LDSR contains the following heterogeneous datasets:
- DBPedia is an RDF dataset derived from Wikipedia. It is designed and developed to provide coverage as full as possible of the factual knowledge that can be extracted from Wikipedia with a high level of precision. It serves as a hub for the LOD project.
- Geonames is a geographic database that covers 6 million of the most significant geographical features on Earth (e.g. countries, populated places, mountains, rivers, and bridges), characterised by coordinates and relations to other features (e.g.
parent
feature in which the feature is nested).
- UMBEL is a lightweight ontology structure. It is essentially a hierarchy of about 20,000 classes, derived from OpenCyc, the world's largest and most complete general knowledge base and commonsense reasoning engine and mapped to DBPedia. The classes range from general philosophical notions like TangibleThing to very specific classes like AbaCloth.
- Wordnet is a lexical knowledge base that covers about 150,000 English words. Wordnet defines the meanings of English words by grouping them into sets of synonyms, called synsets. Each synset expresses a distinct concept. The words linked to a given synset are synonyms with respect to the meaning of the lexical concept represented by this synset. A word can have multiple meanings, i.e. it can be associated with multiple synsets. The more general terms are associated with less general terms through hyponym-hypernym relations. The W3C's Wordnet RDF/OWL representation is used.

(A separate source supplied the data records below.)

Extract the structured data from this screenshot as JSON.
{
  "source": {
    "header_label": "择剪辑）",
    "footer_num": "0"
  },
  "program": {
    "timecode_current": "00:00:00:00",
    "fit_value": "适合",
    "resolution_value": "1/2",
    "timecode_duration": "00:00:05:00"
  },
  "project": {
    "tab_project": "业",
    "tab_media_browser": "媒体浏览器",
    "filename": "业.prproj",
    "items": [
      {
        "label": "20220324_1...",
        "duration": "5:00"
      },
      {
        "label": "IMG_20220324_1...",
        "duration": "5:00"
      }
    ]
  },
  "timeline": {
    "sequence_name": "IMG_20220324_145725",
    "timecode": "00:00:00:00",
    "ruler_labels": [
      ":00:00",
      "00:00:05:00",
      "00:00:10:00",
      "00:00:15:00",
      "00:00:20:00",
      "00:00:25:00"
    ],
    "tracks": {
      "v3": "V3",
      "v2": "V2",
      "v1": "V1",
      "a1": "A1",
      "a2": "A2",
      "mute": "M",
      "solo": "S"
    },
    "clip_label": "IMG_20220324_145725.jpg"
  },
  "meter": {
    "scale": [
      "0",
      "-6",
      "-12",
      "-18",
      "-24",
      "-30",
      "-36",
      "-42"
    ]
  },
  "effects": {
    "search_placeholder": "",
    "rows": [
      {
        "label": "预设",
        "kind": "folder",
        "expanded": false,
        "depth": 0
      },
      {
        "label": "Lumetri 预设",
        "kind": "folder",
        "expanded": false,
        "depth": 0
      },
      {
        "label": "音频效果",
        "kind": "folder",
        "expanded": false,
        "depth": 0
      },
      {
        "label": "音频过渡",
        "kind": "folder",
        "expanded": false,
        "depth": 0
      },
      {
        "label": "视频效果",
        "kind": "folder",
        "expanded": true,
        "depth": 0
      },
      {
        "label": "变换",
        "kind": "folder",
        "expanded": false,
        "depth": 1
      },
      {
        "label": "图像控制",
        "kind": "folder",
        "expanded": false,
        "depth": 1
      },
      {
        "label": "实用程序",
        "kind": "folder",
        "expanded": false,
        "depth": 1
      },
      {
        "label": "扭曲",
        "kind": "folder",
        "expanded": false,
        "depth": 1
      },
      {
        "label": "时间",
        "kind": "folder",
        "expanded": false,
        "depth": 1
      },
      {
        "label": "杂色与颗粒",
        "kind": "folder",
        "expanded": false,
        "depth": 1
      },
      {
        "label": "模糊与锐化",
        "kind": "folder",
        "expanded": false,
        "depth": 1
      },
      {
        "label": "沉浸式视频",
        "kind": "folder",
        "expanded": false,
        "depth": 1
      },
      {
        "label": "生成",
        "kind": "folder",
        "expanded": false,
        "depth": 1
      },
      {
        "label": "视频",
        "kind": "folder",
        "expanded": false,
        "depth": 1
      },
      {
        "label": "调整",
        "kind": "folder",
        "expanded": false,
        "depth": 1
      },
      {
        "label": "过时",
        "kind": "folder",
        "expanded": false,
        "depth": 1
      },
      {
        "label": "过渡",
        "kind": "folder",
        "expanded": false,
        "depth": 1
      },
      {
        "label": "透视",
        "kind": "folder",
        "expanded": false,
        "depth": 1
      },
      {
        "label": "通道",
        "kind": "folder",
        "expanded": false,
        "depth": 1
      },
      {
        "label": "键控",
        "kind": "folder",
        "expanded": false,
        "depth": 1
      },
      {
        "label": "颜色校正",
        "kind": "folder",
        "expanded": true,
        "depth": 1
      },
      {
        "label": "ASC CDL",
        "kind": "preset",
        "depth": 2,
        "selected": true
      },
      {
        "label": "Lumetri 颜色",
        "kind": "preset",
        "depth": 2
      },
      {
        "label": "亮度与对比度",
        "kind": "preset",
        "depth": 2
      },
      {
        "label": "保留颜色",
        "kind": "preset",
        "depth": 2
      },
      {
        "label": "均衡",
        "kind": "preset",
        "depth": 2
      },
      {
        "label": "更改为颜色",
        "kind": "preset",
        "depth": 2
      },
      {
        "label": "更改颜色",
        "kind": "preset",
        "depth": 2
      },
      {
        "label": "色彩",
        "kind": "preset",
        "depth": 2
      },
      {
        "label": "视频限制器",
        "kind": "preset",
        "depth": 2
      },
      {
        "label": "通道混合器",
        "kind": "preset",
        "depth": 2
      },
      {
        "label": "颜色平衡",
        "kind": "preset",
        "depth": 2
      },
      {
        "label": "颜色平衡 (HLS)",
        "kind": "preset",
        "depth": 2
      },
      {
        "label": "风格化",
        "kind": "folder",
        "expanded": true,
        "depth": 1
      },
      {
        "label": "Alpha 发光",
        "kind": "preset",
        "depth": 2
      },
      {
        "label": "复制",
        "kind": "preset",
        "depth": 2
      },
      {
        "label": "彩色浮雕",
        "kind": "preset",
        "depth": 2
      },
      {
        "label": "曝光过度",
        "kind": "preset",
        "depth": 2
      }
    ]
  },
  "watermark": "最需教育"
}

- CIA World Factbook represents a collection of structured data, including statistical, geographic, political, and other information about all countries;
- Lingvoj provides descriptions of the most popular human languages. Currently it contains information about more than 500 languages.
The connectivity in LDSR is ensured mostly by DBPedia, which provides links to GeoNames, lingvoj, and Wordnet, and by UMBEL which is linked to DBPedia.